Besides just messing around with 13.2.0, I've created KOS patches for, built, and tested many configurations of GCC over the past couple months: 4.7.4, 4.9.4, 9.3.0, 9.4.0, 9.5.0, 10.1.0, 10.2.0, 10.3.0, 10.4.0, 10.5.0, 11.1.0, 11.2.0, 11.3.0, 11.4.0, 12.1.0, 12.2.0, 12.3.0, 13.1.0, 13.2.0, gcc-rs from git and gcc 14 from git. I also tested different versions of newlib with different compiler versions as well. Patches are currently available in the KOS github gccdev branch, and at some point in the near future I'll PR those to the main KOS.
Given that I tested a couple dozen toolchain builds with a couple dozen flag sets, with and without LTO, etc., this required compililng several hundred ELF binaries to test. Compiling them isn't so much of a problem, but looping through pvrmark requires a few minutes per build, so in the interest of not having to run my Dreamcast for several days straight, I reduced the amount of iterations per test while running pvrmark, compared to the last benchmark round. Like in the last thread, keep this in mind when comparing results against one another, as you can sometimes get large swings of 1000-3000 or more between runs of the same build. Some builds were only run once, some of the more interesting points (like the high end scores) I ran multiple times and averaged out, so I could at least attempt to get a more accurate representation.

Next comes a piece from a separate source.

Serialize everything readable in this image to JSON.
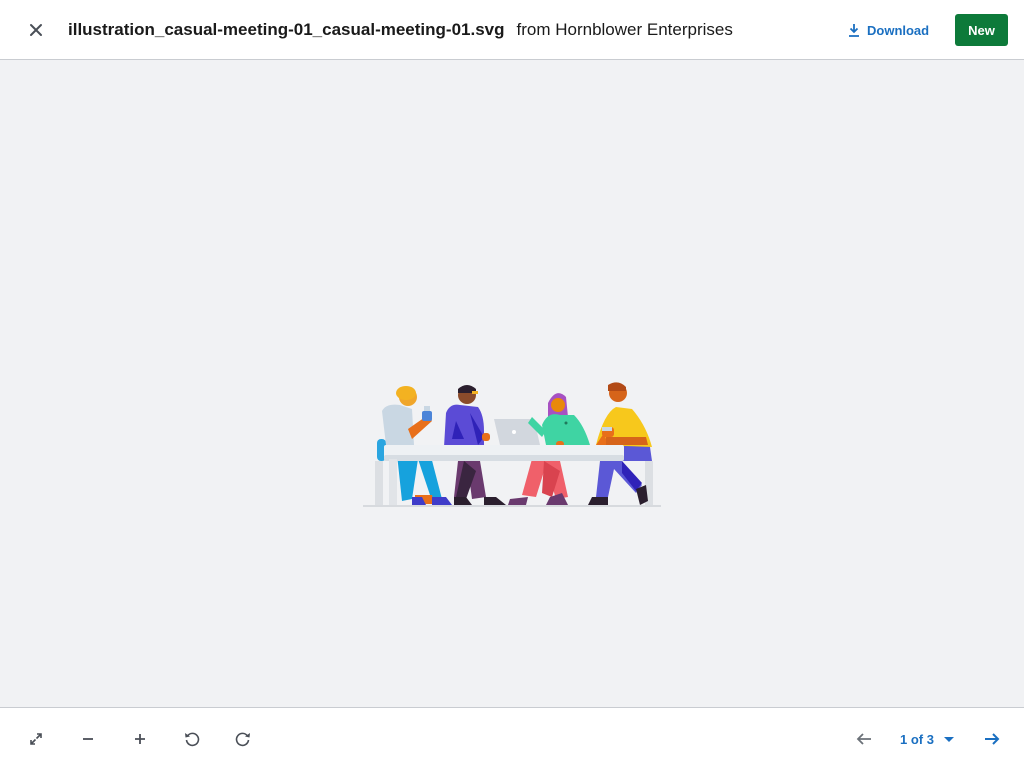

Here are my observations so far:
- GCC 4.7.4, the KallistiOS "legacy" configuration, is still useful to keep around for old code, as it will compile things that modern GCC versions will not. A lot of old code in KOS and kos-ports had to be updated to compile properly on modern GCC. Most of that code was poor code, showing that GCC has become more strict over time.

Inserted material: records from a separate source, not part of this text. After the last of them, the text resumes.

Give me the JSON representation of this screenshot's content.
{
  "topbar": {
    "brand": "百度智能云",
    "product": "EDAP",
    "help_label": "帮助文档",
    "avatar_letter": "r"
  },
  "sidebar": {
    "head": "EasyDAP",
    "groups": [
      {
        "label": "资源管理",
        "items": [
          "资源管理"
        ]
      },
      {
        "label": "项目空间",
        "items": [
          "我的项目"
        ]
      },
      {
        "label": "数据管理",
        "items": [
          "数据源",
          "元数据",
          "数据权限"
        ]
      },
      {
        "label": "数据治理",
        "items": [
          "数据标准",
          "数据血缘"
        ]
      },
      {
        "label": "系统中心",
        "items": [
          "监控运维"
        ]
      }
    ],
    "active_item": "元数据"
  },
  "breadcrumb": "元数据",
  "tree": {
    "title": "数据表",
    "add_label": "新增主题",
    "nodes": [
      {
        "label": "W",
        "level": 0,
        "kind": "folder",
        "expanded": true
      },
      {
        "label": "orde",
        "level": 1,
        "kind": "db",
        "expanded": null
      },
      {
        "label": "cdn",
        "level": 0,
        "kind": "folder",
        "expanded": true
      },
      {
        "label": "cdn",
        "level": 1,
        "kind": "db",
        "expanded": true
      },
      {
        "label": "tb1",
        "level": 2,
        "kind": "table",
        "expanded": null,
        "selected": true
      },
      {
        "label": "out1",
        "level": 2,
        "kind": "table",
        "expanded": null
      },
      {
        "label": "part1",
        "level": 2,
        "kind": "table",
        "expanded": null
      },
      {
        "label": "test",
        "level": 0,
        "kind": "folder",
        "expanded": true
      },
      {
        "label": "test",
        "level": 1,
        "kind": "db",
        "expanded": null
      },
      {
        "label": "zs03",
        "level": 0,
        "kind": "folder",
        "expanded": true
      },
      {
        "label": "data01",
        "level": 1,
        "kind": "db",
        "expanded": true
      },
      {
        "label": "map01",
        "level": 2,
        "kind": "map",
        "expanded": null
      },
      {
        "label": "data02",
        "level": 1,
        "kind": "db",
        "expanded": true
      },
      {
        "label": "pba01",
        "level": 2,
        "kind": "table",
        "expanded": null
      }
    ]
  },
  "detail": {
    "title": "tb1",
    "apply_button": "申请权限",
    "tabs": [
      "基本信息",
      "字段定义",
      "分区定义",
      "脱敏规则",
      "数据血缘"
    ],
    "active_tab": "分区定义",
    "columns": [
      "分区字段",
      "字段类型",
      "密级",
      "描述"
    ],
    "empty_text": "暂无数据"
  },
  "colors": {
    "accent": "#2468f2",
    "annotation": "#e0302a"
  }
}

- As mentioned in the previous thread, GCC 4.7.4 at O3 with LTO was the fastest compiler configuration of all of them, though with a tremendous binary size. Using it with LTO seems to choke on things more than modern GCC, and in fact, right now KallistiOS won't build with LTO under 4.7.4. I had to patch KOS manually to run this benchmark. Without LTO enabled, it's no longer the fastest option and isn't worth using unless, like mentioned above, you need it for old code compatibility reasons. As it ages, using it can bring up compatibility issues as well, for example building GCC 4.7.4 on macOS is broken right now (and was broken on *nix a while back before KOS added a compatibility patch to make it build).
- GCC 4.9.4 was of interest because it supports fast-math and is available in Compiler Explorer, but it's too buggy and generates screwed up code, so I abandoned working with it at all.
- Comparing GCC 9.3.0 toolchain with newlib 3.3 and binutils 2.34 vs. GCC 9.3.0 with newlib 4.3.0 and binutils 2.40 didn't really produce anything of interest. I don't think it's worth messing around with anything other than the latest.
- Comparing within a GCC generation, e.g. 9.3.0 vs. 9.5.0, 10.1.0 vs. 10.5.0, 11.1.0 vs. 11.4.0, etc. does show some trends up or down in performance, but it's always pretty negligible, so it's not worth doing anything more with... there's no magical obscure point release with uber performance hidden away. Might as well use the most up to date version within a generation. Therefore, to keep things simple, I've omitted all the data for these point releases in my charts and just left the interesting bits.
- Without LTO, GCC 9 and 10 are at an obvious disadvantage. With the best configurations, 9.x is about 2% slower than 10.x, and 10.x is about 3% slower than 11.4.0. 11.4.0 through 13.2.0 are all about the same.
- The story is different with LTO. With LTO enabled, the GCC 10 series has an obvious reproducible speed advantage over 9/11/12/13, but even still, the best 10.5.0 score is only a 1.39% increase in speed over the best 13.2.0 score.
Also: the gray X boxes for 4.7.4 are because 4.7.4 doesn't support -freorder-blocks-algorithm=simple
- I didn't really do much comparison of bin size vs. performance this time, but 13.x's -Os flags produce the smallest bins.
- I think that's everything....
The fastest 4.7.4-LTO configuration is 4.11% faster than the fastest 13.2.0-LTO configuration (most up-to-date).
The fastest 10.5.0-LTO configuration is 1.39% faster than the fastest 13.2.0-LTO configuration (most up-to-date).
If those speed differences are worth it to you, and in the case of 4.7.4 you don't mind the huge bin size, you can pursue those compilers, but otherwise, without LTO, 4.7.4 and 10.5.0 are no good, just stick to the latest 13.2.0.
Next...
I wanted to test with and without fast-math functions, but pvrmark doesn't really do anything to emit those instructions, really showing the limitations of using pvrmark for something like this. The next step in this journey is to create a benchmark that more accurately represents an actual workload. In chat we discussed using Quake demos or maybe Harlequest dev edition, which I backed.